The agency’s antitrust and consumer protection enforcement would be “diminished across the board,” Khan told the House Innovation Subcommittee. She repeatedly mentioned internal findings showing the FTC returns $14 to the U.S. economy for every $1 it spends. That estimate is based on money returned to consumers and savings related to consumer protection and antitrust enforcement, according to Khan’s testimony.

Commissioner Rebecca Kelly Slaughter agreed with Khan that the proposed budget reduction would create a “dire” situation for the agency. Unchallenged acquisitions will result in higher prices for American consumers and fewer product choices, she said.

In addition, Khan addressed implications of the U.S. Supreme Court’s decision overruling the Chevron doctrine (see 2406280043). In general, the agency strives to ensure its enforcement “closely hues” what comes down in court decisions, Khan said. A “core pillar” of agency strategy is remaining “faithful” to the text of congressional laws, so unelected bureaucrats aren’t overstepping boundaries, she said.

The court's decision will “discipline” agencies across the board, Commissioner Andrew Ferguson said. Since the establishment of the Chevron doctrine in 1984, agencies have relied on it to “get away with a lot of stuff” they will now have a difficult time defending in court, he said. Commissioner Melissa Holyoak agreed, saying the FTC must be prepared to defend its actions and rulemakings without overbroad interpretations of statutes.

The FTC’s noncompete rule is a good example of the agency overstepping its statutory authority through the creation of a “legislative” rule, Holyoak said. The U.S. District Court for the Northern District of Texas on July 4 enjoined the FTC’s rule banning noncompete clauses in employment contracts.

CTA signed onto an amicus brief against the FTC’s noncompete rule, calling it an “overbroad national mandate” established by “unelected bureaucrats” without proper workplace expertise. Public Knowledge condemned district court’s decision, saying it’s another attack on the administrative state that will "only further embolden judges without subject matter expertise to seize power from federal agencies and prevent them from effectively serving the American people.”

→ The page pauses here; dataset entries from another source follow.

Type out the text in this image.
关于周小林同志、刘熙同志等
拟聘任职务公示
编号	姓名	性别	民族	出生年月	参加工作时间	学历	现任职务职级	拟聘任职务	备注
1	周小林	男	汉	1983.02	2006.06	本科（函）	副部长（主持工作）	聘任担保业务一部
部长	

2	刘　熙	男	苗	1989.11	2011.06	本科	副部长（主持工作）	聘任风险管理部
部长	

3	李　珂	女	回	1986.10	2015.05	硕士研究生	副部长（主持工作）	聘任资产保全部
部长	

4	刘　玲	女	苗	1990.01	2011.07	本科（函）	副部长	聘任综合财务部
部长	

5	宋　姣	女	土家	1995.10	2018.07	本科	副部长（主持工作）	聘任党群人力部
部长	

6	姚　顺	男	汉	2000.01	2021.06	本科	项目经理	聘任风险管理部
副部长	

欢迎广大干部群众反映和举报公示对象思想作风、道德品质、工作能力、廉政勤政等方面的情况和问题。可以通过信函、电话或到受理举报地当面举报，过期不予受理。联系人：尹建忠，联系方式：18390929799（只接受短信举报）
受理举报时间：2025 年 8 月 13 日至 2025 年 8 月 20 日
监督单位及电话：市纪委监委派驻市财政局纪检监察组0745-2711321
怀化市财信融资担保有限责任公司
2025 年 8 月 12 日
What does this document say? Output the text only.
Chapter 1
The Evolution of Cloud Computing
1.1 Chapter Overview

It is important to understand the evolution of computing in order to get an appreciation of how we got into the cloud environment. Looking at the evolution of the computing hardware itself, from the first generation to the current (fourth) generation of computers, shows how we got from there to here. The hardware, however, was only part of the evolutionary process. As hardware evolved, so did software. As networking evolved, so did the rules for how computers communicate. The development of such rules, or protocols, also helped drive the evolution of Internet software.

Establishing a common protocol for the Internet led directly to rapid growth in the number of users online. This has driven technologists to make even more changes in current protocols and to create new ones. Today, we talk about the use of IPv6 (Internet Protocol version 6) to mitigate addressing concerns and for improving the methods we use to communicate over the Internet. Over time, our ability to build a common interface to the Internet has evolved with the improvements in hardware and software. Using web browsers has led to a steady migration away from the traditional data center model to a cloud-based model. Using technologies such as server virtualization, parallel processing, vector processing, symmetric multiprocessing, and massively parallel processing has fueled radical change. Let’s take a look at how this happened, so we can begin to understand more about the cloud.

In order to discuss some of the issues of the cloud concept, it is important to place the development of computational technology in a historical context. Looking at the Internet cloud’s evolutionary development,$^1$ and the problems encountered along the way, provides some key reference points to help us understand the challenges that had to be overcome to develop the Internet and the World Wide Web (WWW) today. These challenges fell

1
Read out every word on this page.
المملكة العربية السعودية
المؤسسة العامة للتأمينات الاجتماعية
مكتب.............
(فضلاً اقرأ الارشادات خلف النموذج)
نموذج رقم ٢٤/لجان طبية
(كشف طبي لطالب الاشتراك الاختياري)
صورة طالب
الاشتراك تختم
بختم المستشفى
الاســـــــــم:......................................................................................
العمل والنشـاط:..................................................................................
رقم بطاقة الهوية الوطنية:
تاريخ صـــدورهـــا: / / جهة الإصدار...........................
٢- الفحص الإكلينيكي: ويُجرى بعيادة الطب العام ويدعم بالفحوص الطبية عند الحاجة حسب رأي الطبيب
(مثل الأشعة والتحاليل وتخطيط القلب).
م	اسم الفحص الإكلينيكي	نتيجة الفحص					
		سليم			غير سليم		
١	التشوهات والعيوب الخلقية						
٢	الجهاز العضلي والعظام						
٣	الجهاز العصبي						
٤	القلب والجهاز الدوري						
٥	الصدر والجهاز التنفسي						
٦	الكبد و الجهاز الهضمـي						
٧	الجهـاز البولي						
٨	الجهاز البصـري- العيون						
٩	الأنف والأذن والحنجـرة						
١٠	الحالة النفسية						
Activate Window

Khan declined to say Tuesday that the agency will end its pursuit of the noncompete rule. She noted the court’s decision was a preliminary injunction ruling and that a full opinion is expected in August. The FTC will wait for the full opinion and then decide how to proceed, she said. She said noncompete agreements “trap” more than 30 million American workers.

Based on the rule's language, no court will find the statutory authority the majority claims in its noncompete rule, Holyoak said, noting her dissent in the case with Ferguson. Congress didn’t authorize the agency to issue its final rule, the Constitution forbids it, and the rule violates the Administrative Procedure Act (APA), Holyoak and Ferguson said in their dissent. The Supreme Court based its Chevron decision on the statutory limitations of the APA, instead of relying on constitutional justification. This means Congress could potentially restore Chevron through statutory amendments to the APA.

Rep. Tim Walberg, R-Mich., said the district court’s decision largely tracks the Republican dissent on the FTC. He said he hopes the agency will drop pursuing the noncompete rule.

House Innovation Subcommittee Chairman Gus Bilirakis, R-Fla., accused Khan of pursuing rules based on “generous” interpretations of statutory authority, which, he said, has created “internal discord” at the agency. Rep. Kelly Armstrong, R-N.D., said Khan has failed to convince the committee that the agency’s core mission of protecting American consumers isn’t “taking a back seat to the Biden administration’s radical agenda.”

Democrats have “quite a different” view about Khan's approach and results, said House Innovation Subcommittee ranking member Jan Schakowsky, D-Ill., citing Khan’s statement about returning $14 to the economy for every $1 spent. Rep. Kathy Castor, D-Fla., said hopefully Congress can fend off the “harmful” budget cut Republicans proposed. “This is not the time to take the cops off the beat,” she said.